3. If the well is sealed and the pump drop pipe is not equipped with a foot valve at thebottom, and does not have a cylinder in the way, it is also possible to pour the solutiondown through the pump and Things You Should Know About Floods drop pipe.

B. Dug Wells - Dug wells which have become contaminated should first be pumped dry,cleaned, Things You Should Know About Floods and the walls scrubbed down. If it is not possible to pump the well dry, the pumpingshould be continued until the water becomes clear. 

The well should then be allowed to fill,and, if the water is still not clear, it should be pumped out again. Cisterns, spring collection basins, Things You Should Know About Floods or drinking water storage tanks should bedisinfected in the same manner as dug wells. 

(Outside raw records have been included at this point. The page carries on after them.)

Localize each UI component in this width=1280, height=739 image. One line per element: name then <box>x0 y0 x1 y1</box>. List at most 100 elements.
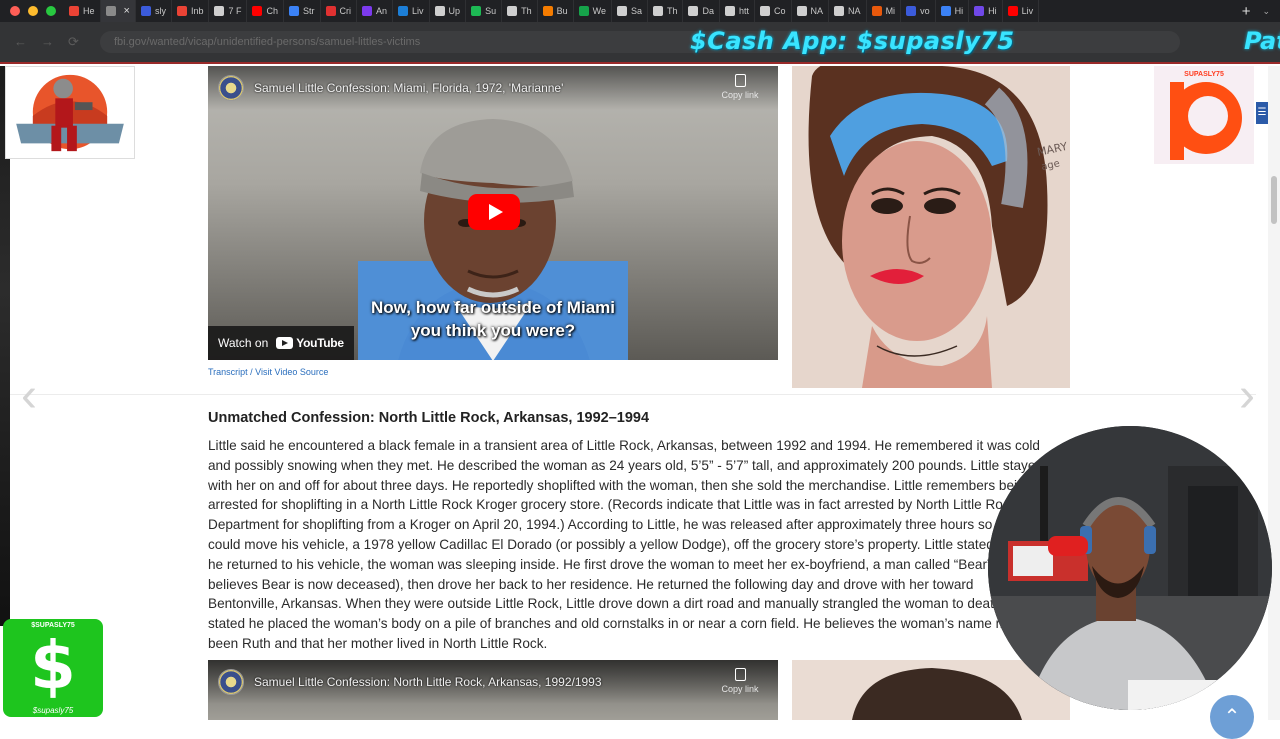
cashapp-signature: $supasly75 <box>32 706 74 715</box>
browser-tab[interactable]: Hi <box>969 0 1003 22</box>
browser-tab[interactable]: Th <box>502 0 538 22</box>
browser-tab[interactable]: 7 F <box>209 0 248 22</box>
browser-tab-label: Str <box>303 6 315 16</box>
browser-tab[interactable]: We <box>574 0 612 22</box>
youtube-icon <box>1007 6 1018 16</box>
browser-tab[interactable]: sly <box>136 0 172 22</box>
transcript-video-source-link[interactable]: Transcript / Visit Video Source <box>208 367 328 377</box>
browser-tab[interactable]: Liv <box>1003 0 1040 22</box>
browser-tab-label: Bu <box>556 6 568 16</box>
video-embed-miami[interactable]: Samuel Little Confession: Miami, Florida… <box>208 66 778 360</box>
browser-tab[interactable]: Sa <box>612 0 648 22</box>
browser-tab[interactable]: NA <box>792 0 830 22</box>
video-title[interactable]: Samuel Little Confession: Miami, Florida… <box>254 81 563 95</box>
fbi-seal-icon[interactable] <box>218 75 244 101</box>
browser-tab[interactable]: NA <box>829 0 867 22</box>
browser-tab[interactable]: Bu <box>538 0 574 22</box>
video-embed-north-little-rock[interactable]: Samuel Little Confession: North Little R… <box>208 660 778 720</box>
tab-search-button[interactable]: ⌄ <box>1262 6 1280 17</box>
browser-tab[interactable]: Co <box>755 0 792 22</box>
zoom-window-button[interactable] <box>46 6 56 16</box>
previous-slide-arrow-icon[interactable]: ‹ <box>12 366 46 426</box>
browser-tab[interactable]: Str <box>284 0 321 22</box>
victim-portrait-drawing-2 <box>792 660 1070 720</box>
play-button[interactable] <box>468 194 520 230</box>
copy-link-label: Copy link <box>721 90 759 100</box>
browser-tab[interactable]: htt <box>720 0 756 22</box>
browser-tab-label: He <box>83 6 95 16</box>
webcam-feed-illustration <box>988 426 1272 710</box>
browser-tab[interactable]: Liv <box>393 0 430 22</box>
youtube-wordmark: YouTube <box>296 336 344 350</box>
close-window-button[interactable] <box>10 6 20 16</box>
browser-tab[interactable]: An <box>357 0 394 22</box>
mask-icon <box>725 6 735 16</box>
c-icon <box>834 6 845 16</box>
youtube-icon <box>252 6 263 16</box>
browser-tab-label: Su <box>485 6 497 16</box>
shield-icon <box>906 6 917 16</box>
browser-tab-label: Ch <box>266 6 278 16</box>
new-tab-button[interactable]: + <box>1230 3 1263 20</box>
cash-banner-text: $Cash App: $supasly75 <box>690 27 1015 55</box>
scroll-to-top-button[interactable]: ⌃ <box>1210 695 1254 739</box>
globe-icon <box>105 6 116 16</box>
browser-tab[interactable]: He <box>64 0 101 22</box>
star-icon <box>289 6 299 16</box>
browser-tab-label: Cri <box>339 6 352 16</box>
browser-tab-label: We <box>592 6 606 16</box>
side-menu-tab-icon[interactable]: ☰ <box>1256 102 1268 124</box>
confession-body: Little said he encountered a black femal… <box>208 436 1068 654</box>
browser-tab[interactable]: Da <box>683 0 720 22</box>
confession-text-line: Bentonville, Arkansas. When they were ou… <box>208 596 1038 612</box>
scrollbar-thumb[interactable] <box>1271 176 1277 224</box>
browser-tab[interactable]: Cri <box>321 0 358 22</box>
browser-tab-label: 7 F <box>228 6 242 16</box>
confession-text-line: arrested for shoplifting in a North Litt… <box>208 497 1058 513</box>
browser-tab-label: Hi <box>954 6 964 16</box>
vertical-scrollbar[interactable] <box>1268 66 1280 720</box>
browser-tab[interactable]: Th <box>648 0 684 22</box>
browser-tab[interactable]: vo <box>901 0 936 22</box>
cashapp-logo: $SUPASLY75 $ $supasly75 <box>3 619 103 717</box>
browser-tab-label: Th <box>666 6 678 16</box>
browser-tab[interactable]: Up <box>430 0 467 22</box>
browser-tab[interactable]: Hi <box>936 0 970 22</box>
minimize-window-button[interactable] <box>28 6 38 16</box>
tab-list: He × sly Inb 7 F Ch Str Cri An Liv Up Su Th Bu We Sa Th D… <box>64 0 1230 22</box>
play-icon <box>488 204 503 220</box>
patreon-icon: SUPASLY75 <box>1154 66 1254 164</box>
video-title-bar: Samuel Little Confession: North Little R… <box>208 660 778 704</box>
close-tab-icon[interactable]: × <box>124 5 130 17</box>
browser-tab-strip: He × sly Inb 7 F Ch Str Cri An Liv Up Su Th Bu We Sa Th D… <box>0 0 1280 22</box>
browser-tab-label: An <box>376 6 388 16</box>
browser-tab[interactable]: × <box>100 0 136 22</box>
doc-icon <box>507 6 518 16</box>
c-icon <box>760 6 771 16</box>
copy-link-button[interactable]: Copy link <box>720 668 760 694</box>
browser-tab-label: Inb <box>190 6 204 16</box>
browser-tab[interactable]: Inb <box>172 0 210 22</box>
copy-link-button[interactable]: Copy link <box>720 74 760 100</box>
confession-heading: Unmatched Confession: North Little Rock,… <box>208 410 650 426</box>
link-icon <box>688 6 699 16</box>
x-icon <box>578 6 589 16</box>
confession-text-line: with her on and off for about three days… <box>208 477 1033 493</box>
browser-tab[interactable]: Mi <box>867 0 902 22</box>
youtube-logo: YouTube <box>276 336 344 350</box>
browser-tab-label: Liv <box>412 6 424 16</box>
browser-tab[interactable]: Su <box>466 0 503 22</box>
confession-text-line: believes Bear is now deceased), then dro… <box>208 576 974 592</box>
browser-tab-label: Th <box>521 6 532 16</box>
confession-text-line: and possibly snowing when they met. He d… <box>208 457 1043 473</box>
watch-on-youtube-button[interactable]: Watch on YouTube <box>208 326 354 360</box>
next-slide-arrow-icon[interactable]: › <box>1230 366 1264 426</box>
watch-on-label: Watch on <box>218 336 269 350</box>
youtube-play-icon <box>276 337 294 349</box>
video-title-bar: Samuel Little Confession: Miami, Florida… <box>208 66 778 110</box>
browser-tab[interactable]: Ch <box>247 0 284 22</box>
browser-tab-label: sly <box>154 6 166 16</box>
video-title[interactable]: Samuel Little Confession: North Little R… <box>254 675 602 689</box>
fbi-seal-icon[interactable] <box>218 669 244 695</box>
patreon-handle-text: SUPASLY75 <box>1184 71 1224 78</box>
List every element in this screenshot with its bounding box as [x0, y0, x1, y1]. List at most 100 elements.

Pump out, or drain the water in the cistern;scrub down the interior walls; fill or allow the tank to refill with clear water; and, if it is notknown, calculate the capacity of the tank or Things You Should Know About Floods containment by using one of the followingformulas:

a. Square or Rectangular Tank measure in feet:Capacity (gallons) = Length x Width x Depth x 7.5b. Cylindrical Tank measure in feet:Capacity (gallons) = Diameter x Diameter x Length x 5.9. Allow Time for Disinfection of the Water Source and Distribution System. Things You Should Know About Floods

After the well, cistern, Things You Should Know About Floods or storage tank has been dosed with the appropriate amount of chlorine, itshould be pumped just long enough to bring the treated water through the pump to all faucets onthe distribution system. The odor at the faucets will be a good test to indicate chlorine presence. 

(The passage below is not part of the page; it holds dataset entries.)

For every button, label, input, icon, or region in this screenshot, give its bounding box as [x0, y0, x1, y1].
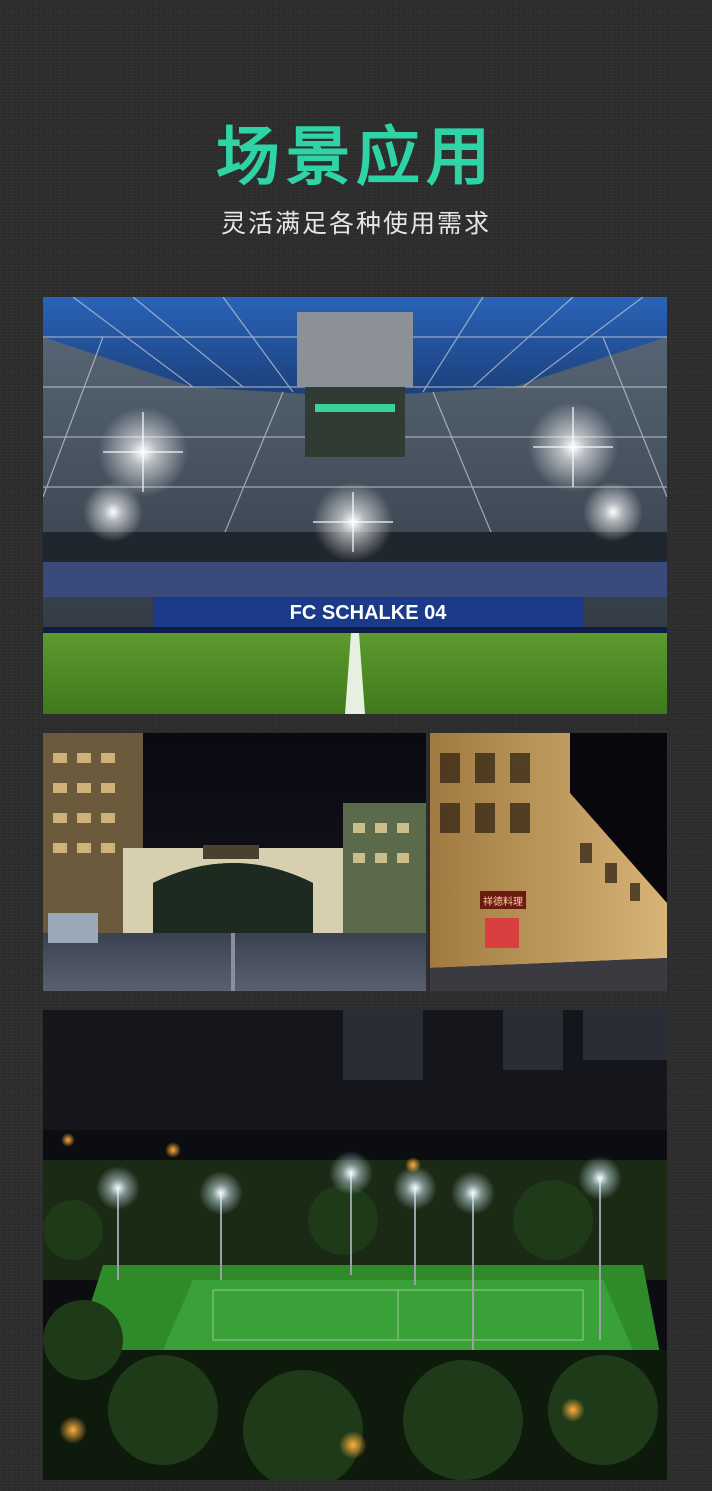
scene-application-page: 场景应用 灵活满足各种使用需求 FC SCHALKE 04 祥德料理: [0, 0, 712, 1491]
stadium-illustration: FC SCHALKE 04: [43, 297, 667, 714]
stadium-sign-text: FC SCHALKE 04: [290, 602, 448, 624]
page-subtitle: 灵活满足各种使用需求: [220, 209, 491, 238]
street-illustration: 祥德料理: [430, 733, 667, 991]
sports-fields-illustration: [43, 1010, 667, 1480]
page-title: 场景应用: [216, 121, 496, 195]
street-photo: 祥德料理: [430, 733, 667, 991]
sports-fields-photo: [43, 1010, 667, 1480]
archway-photo: [43, 733, 426, 991]
street-sign-text: 祥德料理: [483, 895, 523, 908]
archway-illustration: [43, 733, 426, 991]
stadium-photo: FC SCHALKE 04: [43, 297, 667, 714]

Directions For Disinfecting Wells And Water Sources

If the above dosages do not produce an obvious chlorine odor in the water, add more chlorinebleach solution until a distinct odor is noticed.Let the chlorinated well and Things You Should Know About Floods distribution system stand for 12 to 24 hours. 

This will allow time for thechlorine solution to disinfect the well, Things You Should Know About Floods or water source, and distribution system.After at least 12 hours, the system should be pumped to waste until no further trace of chlorine isnoticeable in the water.

If you have public or municipal sewers, run each tap until the disinfectant odor disappears, whileallowing the water to go down the fixture drain. If you have a septic system, it is preferable to firstconnect a garden hose to an outside faucet or Things You Should Know About Floods hydrant and run the water into a roadside ditch ordrainage swale, until the disinfectant odor disappears. 

Then, turn on each water faucet to dischargethe chlorine residual in the immediate vicinity of the faucet.

3. Sample the Water for Bacteriological Analysis Before UseFollowing disinfection of the water supply system, Things You Should Know About Floods the water should be sampled for bacteriologicalanalysis. 

Remember that no water should be used for drinking or food preparation, unless it is firstboiled or treated, until a satisfactory report is obtained from a laboratory. The safety of water cannotbe judged by color, odor, Things You Should Know About Floods or taste. The organisms that cause water-borne disease cannot be seen.